Biden’s remarks come a day after the president signed an executive order that introduces significant changes to state cybersecurity standards to strengthen the country’s cyber defenses in critical economic sectors.

The president’s order creates stricter reporting requirements for companies affected by cyberattacks like Colonial Pipeline, especially when the company interacts with government IT systems.

The regulation also calls on the federal government and the private sector to work together to combat “persistent and increasingly sophisticated malicious cyber campaigns”.

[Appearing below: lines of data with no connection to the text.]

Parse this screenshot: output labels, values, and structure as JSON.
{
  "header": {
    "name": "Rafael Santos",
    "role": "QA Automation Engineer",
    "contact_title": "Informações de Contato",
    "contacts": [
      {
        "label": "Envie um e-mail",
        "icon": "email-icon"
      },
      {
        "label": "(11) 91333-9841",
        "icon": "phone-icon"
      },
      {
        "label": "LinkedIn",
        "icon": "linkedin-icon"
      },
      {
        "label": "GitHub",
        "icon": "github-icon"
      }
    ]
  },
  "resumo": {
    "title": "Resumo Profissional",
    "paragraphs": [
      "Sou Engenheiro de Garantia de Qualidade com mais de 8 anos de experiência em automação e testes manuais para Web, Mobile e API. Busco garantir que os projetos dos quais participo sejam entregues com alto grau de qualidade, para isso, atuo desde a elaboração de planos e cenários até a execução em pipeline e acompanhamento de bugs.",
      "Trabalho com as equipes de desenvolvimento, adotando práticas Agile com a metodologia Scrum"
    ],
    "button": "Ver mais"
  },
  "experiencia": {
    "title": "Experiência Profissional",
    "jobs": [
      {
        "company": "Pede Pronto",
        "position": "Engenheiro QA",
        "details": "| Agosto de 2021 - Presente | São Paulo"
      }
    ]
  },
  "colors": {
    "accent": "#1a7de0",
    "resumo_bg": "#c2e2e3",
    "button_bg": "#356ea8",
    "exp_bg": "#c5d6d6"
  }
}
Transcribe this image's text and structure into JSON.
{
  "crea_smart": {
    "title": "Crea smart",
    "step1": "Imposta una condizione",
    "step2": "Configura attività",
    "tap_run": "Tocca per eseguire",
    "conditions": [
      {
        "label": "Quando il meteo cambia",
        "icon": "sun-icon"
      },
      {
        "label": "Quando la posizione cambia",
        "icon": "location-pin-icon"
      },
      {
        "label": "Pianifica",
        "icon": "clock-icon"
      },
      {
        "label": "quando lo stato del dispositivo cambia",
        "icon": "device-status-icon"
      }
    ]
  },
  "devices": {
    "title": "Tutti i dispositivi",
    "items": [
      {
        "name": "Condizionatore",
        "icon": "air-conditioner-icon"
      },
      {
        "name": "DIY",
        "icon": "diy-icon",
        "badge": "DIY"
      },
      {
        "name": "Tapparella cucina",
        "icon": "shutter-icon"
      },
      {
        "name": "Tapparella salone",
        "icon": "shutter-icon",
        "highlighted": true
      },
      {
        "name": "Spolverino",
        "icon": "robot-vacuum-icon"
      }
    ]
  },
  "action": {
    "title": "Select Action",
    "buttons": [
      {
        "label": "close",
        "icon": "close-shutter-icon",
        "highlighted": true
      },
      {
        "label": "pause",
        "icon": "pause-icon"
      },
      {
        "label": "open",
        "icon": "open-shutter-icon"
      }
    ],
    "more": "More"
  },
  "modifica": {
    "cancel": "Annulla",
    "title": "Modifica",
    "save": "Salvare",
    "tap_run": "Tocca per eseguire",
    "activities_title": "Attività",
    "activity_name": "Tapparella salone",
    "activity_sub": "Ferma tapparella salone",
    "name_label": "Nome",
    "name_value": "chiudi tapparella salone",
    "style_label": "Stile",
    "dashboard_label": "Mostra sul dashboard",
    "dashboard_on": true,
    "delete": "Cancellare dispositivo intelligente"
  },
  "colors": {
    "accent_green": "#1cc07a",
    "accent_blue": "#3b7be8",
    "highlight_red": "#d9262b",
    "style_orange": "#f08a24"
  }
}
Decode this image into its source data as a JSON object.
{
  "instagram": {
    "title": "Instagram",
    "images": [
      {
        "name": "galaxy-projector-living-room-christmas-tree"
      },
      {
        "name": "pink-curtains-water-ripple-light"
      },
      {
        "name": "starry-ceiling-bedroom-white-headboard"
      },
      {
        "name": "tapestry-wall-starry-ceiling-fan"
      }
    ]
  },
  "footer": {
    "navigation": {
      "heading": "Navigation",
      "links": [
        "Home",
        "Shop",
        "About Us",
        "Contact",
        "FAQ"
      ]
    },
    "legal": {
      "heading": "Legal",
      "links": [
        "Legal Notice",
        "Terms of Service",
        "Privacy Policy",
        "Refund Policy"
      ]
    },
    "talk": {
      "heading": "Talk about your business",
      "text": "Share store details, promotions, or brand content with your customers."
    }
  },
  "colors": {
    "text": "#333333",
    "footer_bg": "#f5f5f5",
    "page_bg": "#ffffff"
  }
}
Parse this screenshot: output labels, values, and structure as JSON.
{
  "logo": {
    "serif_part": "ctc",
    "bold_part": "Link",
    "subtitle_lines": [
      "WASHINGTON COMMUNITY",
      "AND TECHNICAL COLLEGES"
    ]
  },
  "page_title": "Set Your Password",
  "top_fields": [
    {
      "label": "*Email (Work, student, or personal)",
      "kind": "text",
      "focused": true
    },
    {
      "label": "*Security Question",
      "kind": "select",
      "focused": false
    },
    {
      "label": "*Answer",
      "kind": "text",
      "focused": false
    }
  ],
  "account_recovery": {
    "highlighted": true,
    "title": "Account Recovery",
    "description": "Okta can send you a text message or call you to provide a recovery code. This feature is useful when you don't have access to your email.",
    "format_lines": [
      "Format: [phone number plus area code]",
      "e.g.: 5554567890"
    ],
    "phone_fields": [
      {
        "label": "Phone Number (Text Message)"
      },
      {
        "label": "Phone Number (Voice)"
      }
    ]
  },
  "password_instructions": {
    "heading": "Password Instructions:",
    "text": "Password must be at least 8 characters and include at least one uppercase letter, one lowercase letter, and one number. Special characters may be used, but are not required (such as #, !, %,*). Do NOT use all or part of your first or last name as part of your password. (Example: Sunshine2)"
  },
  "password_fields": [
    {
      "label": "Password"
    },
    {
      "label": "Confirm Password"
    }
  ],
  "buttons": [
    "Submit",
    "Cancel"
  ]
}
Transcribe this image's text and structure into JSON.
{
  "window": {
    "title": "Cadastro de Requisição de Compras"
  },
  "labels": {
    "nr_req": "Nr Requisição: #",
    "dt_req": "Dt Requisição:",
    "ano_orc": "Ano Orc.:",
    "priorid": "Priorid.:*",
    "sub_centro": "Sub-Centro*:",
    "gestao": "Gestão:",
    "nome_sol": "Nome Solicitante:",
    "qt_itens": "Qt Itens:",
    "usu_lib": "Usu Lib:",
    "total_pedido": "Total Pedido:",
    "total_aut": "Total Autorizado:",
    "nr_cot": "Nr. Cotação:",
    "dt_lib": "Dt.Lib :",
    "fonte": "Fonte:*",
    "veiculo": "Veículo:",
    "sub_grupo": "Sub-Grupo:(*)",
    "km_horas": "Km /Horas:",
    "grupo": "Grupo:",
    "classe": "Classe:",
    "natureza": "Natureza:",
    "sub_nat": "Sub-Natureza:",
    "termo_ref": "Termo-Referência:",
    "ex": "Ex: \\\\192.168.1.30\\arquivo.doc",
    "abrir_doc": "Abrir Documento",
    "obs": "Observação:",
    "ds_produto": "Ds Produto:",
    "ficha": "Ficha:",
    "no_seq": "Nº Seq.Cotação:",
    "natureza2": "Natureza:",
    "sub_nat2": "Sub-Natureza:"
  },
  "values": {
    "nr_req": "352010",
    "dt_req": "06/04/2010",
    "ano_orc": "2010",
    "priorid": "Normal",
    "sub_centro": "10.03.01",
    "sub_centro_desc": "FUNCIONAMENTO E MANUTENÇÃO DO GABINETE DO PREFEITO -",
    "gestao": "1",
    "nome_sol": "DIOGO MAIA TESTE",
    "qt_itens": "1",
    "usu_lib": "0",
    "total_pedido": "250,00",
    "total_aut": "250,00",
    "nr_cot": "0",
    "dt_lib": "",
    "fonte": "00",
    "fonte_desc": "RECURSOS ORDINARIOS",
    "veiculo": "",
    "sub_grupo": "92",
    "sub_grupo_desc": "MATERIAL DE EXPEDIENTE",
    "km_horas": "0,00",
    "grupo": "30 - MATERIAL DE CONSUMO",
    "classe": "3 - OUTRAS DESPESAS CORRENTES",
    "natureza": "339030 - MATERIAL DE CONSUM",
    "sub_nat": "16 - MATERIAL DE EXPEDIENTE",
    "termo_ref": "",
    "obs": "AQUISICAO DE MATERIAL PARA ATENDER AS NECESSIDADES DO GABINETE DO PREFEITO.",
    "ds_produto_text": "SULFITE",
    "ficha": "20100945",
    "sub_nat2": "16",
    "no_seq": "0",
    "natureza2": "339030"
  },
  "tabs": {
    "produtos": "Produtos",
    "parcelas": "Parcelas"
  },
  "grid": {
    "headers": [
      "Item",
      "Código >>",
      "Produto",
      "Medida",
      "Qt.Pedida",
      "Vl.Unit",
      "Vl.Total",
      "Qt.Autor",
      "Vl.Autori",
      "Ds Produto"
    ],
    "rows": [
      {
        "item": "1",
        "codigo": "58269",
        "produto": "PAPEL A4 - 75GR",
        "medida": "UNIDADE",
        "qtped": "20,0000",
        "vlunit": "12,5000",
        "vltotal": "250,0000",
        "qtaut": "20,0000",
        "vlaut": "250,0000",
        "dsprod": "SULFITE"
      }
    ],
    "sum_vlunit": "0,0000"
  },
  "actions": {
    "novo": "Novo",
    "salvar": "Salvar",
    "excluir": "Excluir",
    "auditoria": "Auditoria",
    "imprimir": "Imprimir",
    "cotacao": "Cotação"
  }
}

The recent moves by the Biden administration represent, according to the White House, a large-scale mobilization of the government to respond to the crisis that began when the Colonial Pipeline informed federal authorities on Friday that it was the target of a ransomware attack had been.

The attack forced the company to shut down about 5,500 miles of pipeline, cutting off nearly half of the fuel supply on the country’s east coast.

The attack on Colonial Pipeline was traced back to a hacking group called DarkSide, an organized group of hackers set up on the ransomware as a service business model. This means that the DarkSide hackers develop, market and sell ransomware hacking tools to other criminals who then carry out attacks.

DarkSide is believed to be operating out of Russia, but the White House has said there is no evidence to date that the attack was state sponsored or directed by the Kremlin.

– CNBC’s Pippa Stevens contributed to this report. CNBC’s Kevin Breuninger reported from New York City.